Corporate Podcasts unterliegen den gleichen Mechanismen des Mediennutzungsverhaltens wie alle anderen. Meiner Beobachtung nach verfolgen viele Corporate Podcasts ähnliche Formate, nämlich längere Interviews. Sie haben meist keinen hohen Aktualitätsbezug und bewegen sich zwischen den beiden Extremen des Nachrichtenpodcasts und der Sondersendung. Ein mehr oder weniger regelmäßiger Erscheinungsintervall von zwei bis vier Wochen ist dabei sinnvoll, bei den Hörern – also (potenziellen) Kunden – immer wieder auf dem Radar aufzutauchen (mehr dazu im Beitrag Wie der Corporate Podcast Kunden bringt).
Fazit
Es hängt stark von Inhalt und Format ab, wie häufig ein Podcast erscheinen sollte. Ebenso muss man als Podcaster entscheiden, ob man seine Hörer von Beginn an, an einen bestimmten Intervall gewöhnen möchte oder eben nicht. Hier ein paar Faustregeln zum Erscheinungsintervall:
- Je höher der Bezug zu aktuellen Themen, desto regelmäßiger sollte der Podcast erscheinen.
- Je „starrer“ das Format, desto regelmäßiger der Intervall (z. B. wöchentlicher Talk).
- Je „spezieller“ das Format, desto weniger wichtig ist regelmäßiges Erscheinen (z. B. Reportagen).
- Je öfter ein Podcast erscheint, desto wichtiger ist das Thema Uhrzeit der Veröffentlichung (Orientierungsfunktion im Tagesablauf eines Hörers).

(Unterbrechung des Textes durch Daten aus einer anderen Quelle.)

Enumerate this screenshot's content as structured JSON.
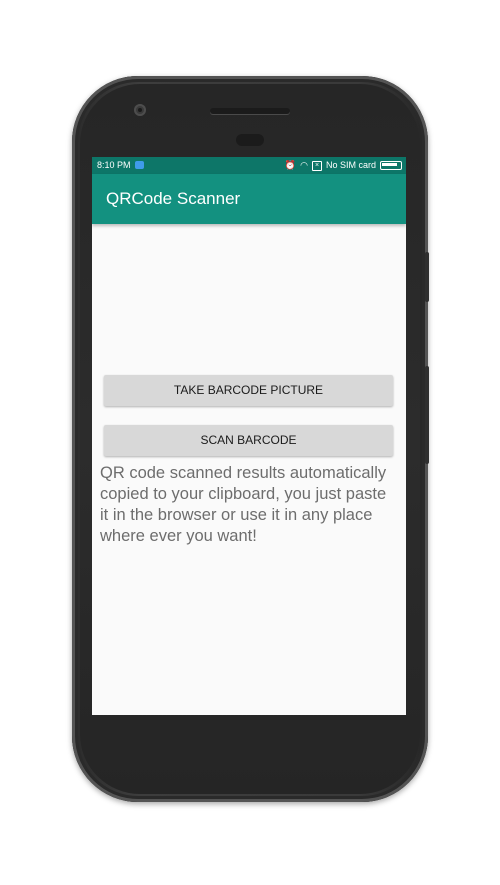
{
  "status_bar": {
    "time": "8:10 PM",
    "sim_status": "No SIM card"
  },
  "app_bar": {
    "title": "QRCode Scanner"
  },
  "buttons": {
    "take_picture": "TAKE BARCODE PICTURE",
    "scan_barcode": "SCAN BARCODE"
  },
  "info_text": "QR code scanned results automatically copied to your clipboard, you just paste it in the browser or use it in any place where ever you want!",
  "colors": {
    "status_bar": "#0d7668",
    "app_bar": "#139180",
    "button_bg": "#d8d8d8",
    "screen_bg": "#fafafa"
  }
}
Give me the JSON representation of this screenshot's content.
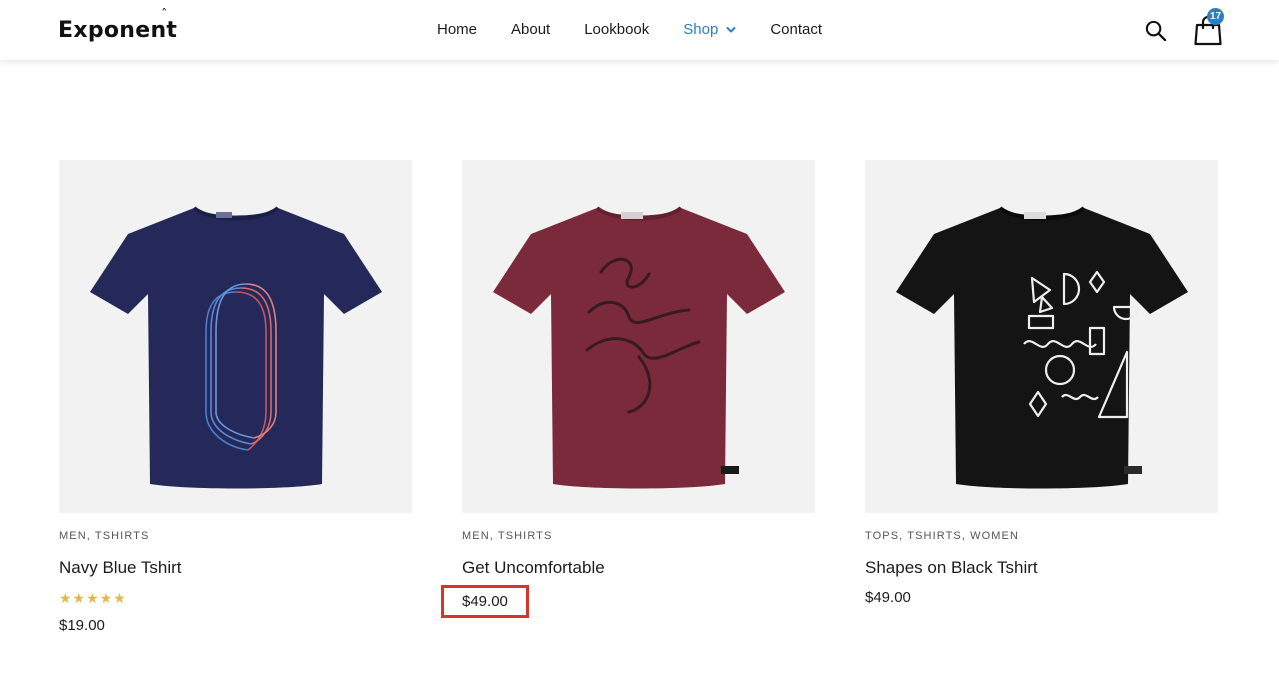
{
  "header": {
    "logo": "Exponent",
    "logo_accent": "ˆ",
    "nav": [
      {
        "label": "Home",
        "active": false
      },
      {
        "label": "About",
        "active": false
      },
      {
        "label": "Lookbook",
        "active": false
      },
      {
        "label": "Shop",
        "active": true,
        "has_dropdown": true
      },
      {
        "label": "Contact",
        "active": false
      }
    ],
    "search_icon": "search-icon",
    "cart_icon": "shopping-bag-icon",
    "cart_count": "17"
  },
  "colors": {
    "accent": "#2b7fc4",
    "star": "#e0b94c",
    "highlight": "#d9342b"
  },
  "products": [
    {
      "categories": [
        "MEN",
        "TSHIRTS"
      ],
      "title": "Navy Blue Tshirt",
      "rating_stars": "★★★★★",
      "rating_value": 5,
      "price": "$19.00",
      "image": "navy-tshirt-image"
    },
    {
      "categories": [
        "MEN",
        "TSHIRTS"
      ],
      "title": "Get Uncomfortable",
      "price": "$49.00",
      "price_highlighted": true,
      "image": "maroon-tshirt-image"
    },
    {
      "categories": [
        "TOPS",
        "TSHIRTS",
        "WOMEN"
      ],
      "title": "Shapes on Black Tshirt",
      "price": "$49.00",
      "image": "black-tshirt-image"
    }
  ]
}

Das Archiv arbeitet weiter
Bei all dem Eifer nach Followern, Downloads und Hörern, darf man nicht außer Acht lassen, dass auch ältere Folgen im Podcast-Archiv „weiterarbeiten“. Neue Hörer durchforsten gerne das Archiv, picken sich ältere Folgen heraus oder ziehen sich einen Podcast etwa während einer langen Reise ganz im Stile von „Binge Listening“ rein.
Leider gibt es noch keine Google-Suche für Podcast-Folge und somit bleibt die gezielte Suche nach bestimmten Inhalten nur dem rudimentären Suchfenster von Apple, Spotify & Co. vorbehalten. Sollte sich dies künftig ändern und wird die Auffindbarkeit von Podcast-Inhalten leichter, bekommen bestehende Folgen einen höheren Stellenwert.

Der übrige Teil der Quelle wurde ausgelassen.